I am dismayed at the ignorance and ham-handedness of government a lot, and I see a lot to like in a market, if the market is governed properly, and I see a lot wrong with the way regulation works, and the way government works.  I see a lot to dislike in the modern corporation and the corporate-dominated state.

I’ve posted about immigration — I can see virtue in helping people in need, but there is a difference between that and welcoming people who want to keep their own culture and live their life that way when they are here.  If they want to learn English and live as Americans, then they should be able to come.  Otherwise, just take a timeout here until they can go back.  So I say there needs to be a middle ground, where we can be humanitarian but still safeguard American culture, at least to some extent.

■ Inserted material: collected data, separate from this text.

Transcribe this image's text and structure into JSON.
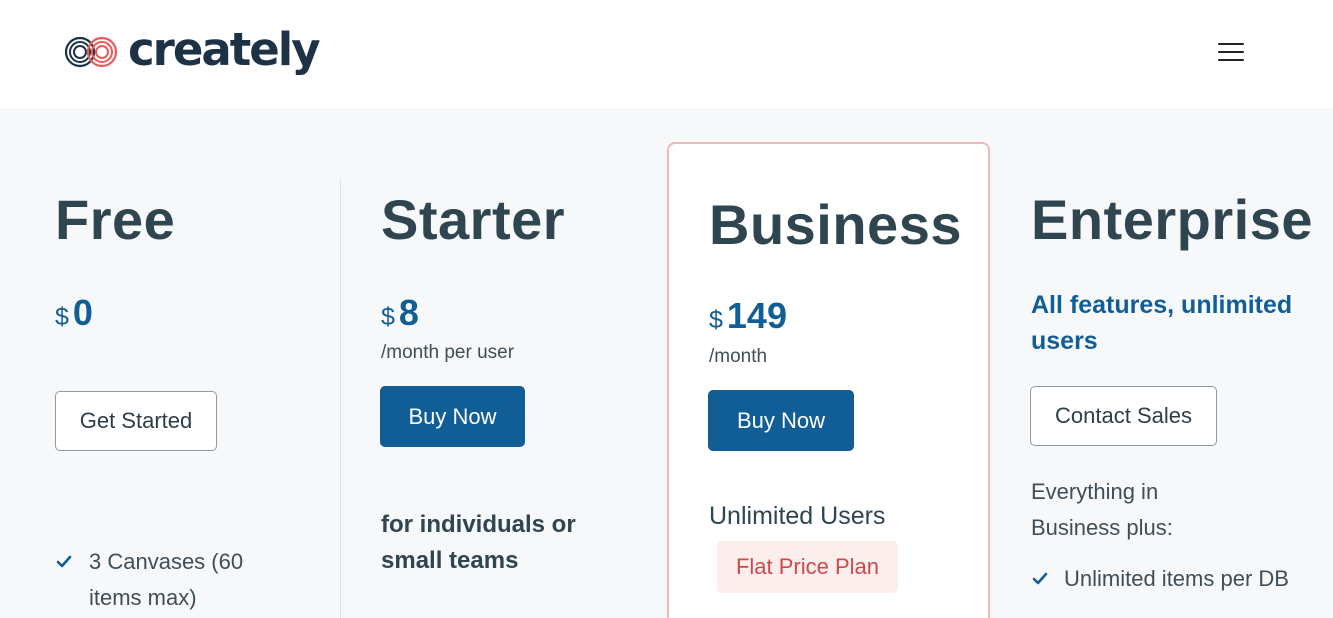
{
  "brand": {
    "name": "creately"
  },
  "plans": {
    "free": {
      "name": "Free",
      "currency": "$",
      "price": "0",
      "cta": "Get Started",
      "features": [
        "3 Canvases (60 items max)"
      ]
    },
    "starter": {
      "name": "Starter",
      "currency": "$",
      "price": "8",
      "period": "/month per user",
      "cta": "Buy Now",
      "description": "for individuals or small teams"
    },
    "business": {
      "name": "Business",
      "currency": "$",
      "price": "149",
      "period": "/month",
      "cta": "Buy Now",
      "users": "Unlimited Users",
      "badge": "Flat Price Plan"
    },
    "enterprise": {
      "name": "Enterprise",
      "tagline": "All features, unlimited users",
      "cta": "Contact Sales",
      "intro": "Everything in Business plus:",
      "features": [
        "Unlimited items per DB"
      ]
    }
  },
  "icons": {
    "logo": "creately-logo-icon",
    "menu": "hamburger-menu-icon",
    "check": "check-icon"
  },
  "colors": {
    "primary": "#115e96",
    "heading": "#2f4550",
    "highlight_border": "#f0b8b8",
    "badge_bg": "#fdeeee",
    "badge_text": "#cc4a4a",
    "page_bg": "#f7f8fa"
  }
}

Abortion - nah!  I’m for abortion, as necessary, on demand, only restricted when the fetus is viable.

Syria hawkish policy — hell yeah!  I think we should have bombed the Damascus airfield when the Red Line was crossed, and I don’t see “working with Russia.”  Russia is a hellhole.  Politically, how did they ever help the world except for WWII, which was in their own national interest?  Political ideas from Russia?  Anyone?  Culture OK, politics not OK.  And now, true to form, it’s Russian nationalism pure and simple.  Yes, it’s hard to get into Syria and distinguish opposition to an awful regime, war criminals (along with the Russians), from those who would have an Islamist state.  But it would have been good to hobble the regime, and now to establish some safety zones.

More competition in education — absolutely!  Public schools will never change from within, ever, and they are shortchanging everyone.

So, color me shocked by recognition.  I still can’t picture myself as a conservative.  Notice he doesn’t say anything about income distribution, or strengthening equal access to success.  Those are important.

My friend Colleen Kraft, with whom I share a Myers-Briggs classification (ENTP), and with whom I generally agree, says I’m socially liberal and fiscally conservative.  My old friend Jonathan Gross, who I think is conservative, says I’m a centrist.  Oh, God.  Maybe that’s just what I am.  That sounds so dorky!  I want to be vibrant, alive, incisive!  I guess a centrist could be that.  I dunno.  I think Snowden did us a big favor and should get a year, maybe, suspended if possible.  Is that Centrist?  I dunno.

I guess you have to wear what fits you.  Sigh!